Posted 03 December 2012 - 09:38 PM

( preface this post with I am a FDC educator so biased)  

But please consider ringing and asking about FDC.  In emergency situations we can go over the no more than 23 hours of care at a time rule They can also in certain circumstances pay more CCB than the 24 or 50 hours you may have..  I have had kids with my family for a whole week once when a single mum had to travel to get hospital treatment. Made it so the kids lives werent disrupted.

Best thing is that once you find one you like and use them once, then you know that whenever this happens again your kids can go somewhere they know and that your happy with.

#17 opethmum

Posted 03 December 2012 - 09:41 PM

I would call your dad and get him to come home (unless he is in the defence forces, then please ignore the following), surely he would be able to get carers leave from his place of employment. Don't think your father won't help out in your hour of need. It may just be for a few days and then he can return to his workplace.

If you need to take him to hospital with you, then do so. I am sure that the hospital social workers will be able to organise care for him. I know you said your sister needs to work but surely she would be able to receive some sort of assistance.

#18 Atomac

Posted 03 December 2012 - 10:07 PM

Contact the hospital. I know in WA I was hired by the hospital as a nanny for a single mum who needed to spend a few days in hospital and the hospital put us up in a hotel for a few nights.

#19 Lilymoon

Posted 03 December 2012 - 10:17 PM

My heart goes out to you and i hope you can find some services to assist you.

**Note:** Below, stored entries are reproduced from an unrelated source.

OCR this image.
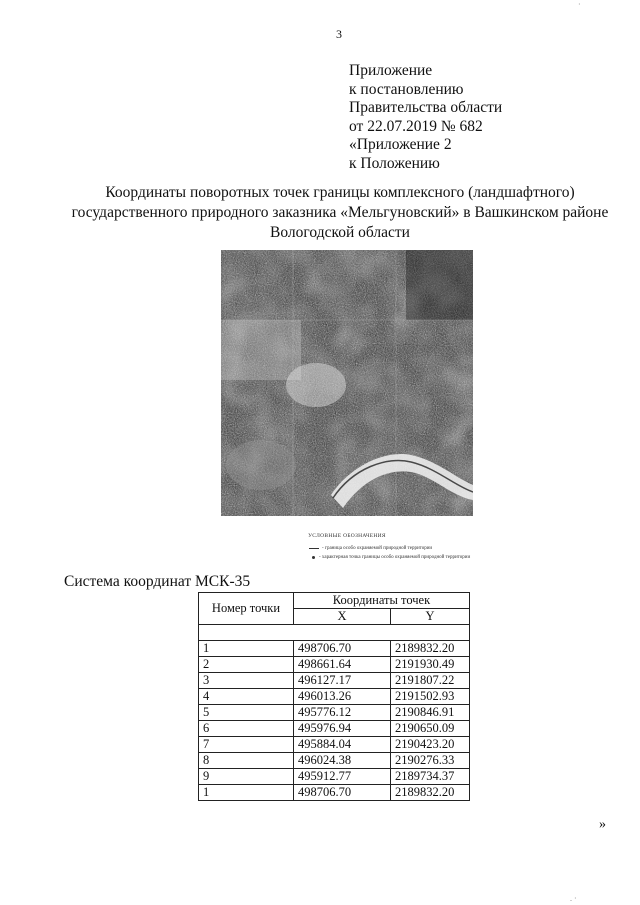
·
3
Приложение
к постановлению
Правительства области
от 22.07.2019 № 682
«Приложение 2
к Положению
Координаты поворотных точек границы комплексного (ландшафтного)
государственного природного заказника «Мельгуновский» в Вашкинском районе
Вологодской области
УСЛОВНЫЕ ОБОЗНАЧЕНИЯ
- граница особо охраняемой природной территории
- характерная точка границы особо охраняемой природной территории
Система координат МСК-35
Номер точки	Координаты точек	
	X	Y

1	498706.70	2189832.20
2	498661.64	2191930.49
3	496127.17	2191807.22
4	496013.26	2191502.93
5	495776.12	2190846.91
6	495976.94	2190650.09
7	495884.04	2190423.20
8	496024.38	2190276.33
9	495912.77	2189734.37
1	498706.70	2189832.20
»
. ·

It is sad to hear that mother is in this situation in Australia and I just hope the govt is

spending money the right way.

Our taxes should be paying to look after someone in your cirucumstance and I wish you a speedy recovery

#20 Jadeerebecca

Posted 04 December 2012 - 01:17 PM

Good News.
Dads coming home today from work (Works 4 -5 hours away in the mines)
Hes going to be watching DS while i go into the hospital.

Feel horrible today,
Its humid and 40 degrees.

Cold showers arent helping.

#21 trebambinibelli

Posted 04 December 2012 - 01:31 PM

That's good that you can get your father to come and help.  If the Dr says you need to go to hospital, you must be very ill, so hospital is the best place for you.  Take care and I hope you're feeling better really soon.  Single parent + being sick does suck!

#22 niggles

Posted 04 December 2012 - 01:42 PM

Glad to hear it. Hope you are on the mend soon.

#23 *JAC*

Posted 04 December 2012 - 07:19 PM

Don't know why you didn't take your son with you - how do you know if they'll even admit you? Pretty sure they wouldn't have sent your son on his merry way if you were admitted!

#24 papilio

Posted 04 December 2012 - 07:23 PM

That's good news original.gif I hope you are feeling better soon.

#25 Grant Me Wings

Posted 04 December 2012 - 07:30 PM

I'd take DS to the hospital with me, and I have done in the past.

My local hospital has an enclosed childrens area that is viewable from the reception area that they use when kids can not be with their parents for a short period.

I assume if longer supervision was required they would need to contact DOCS.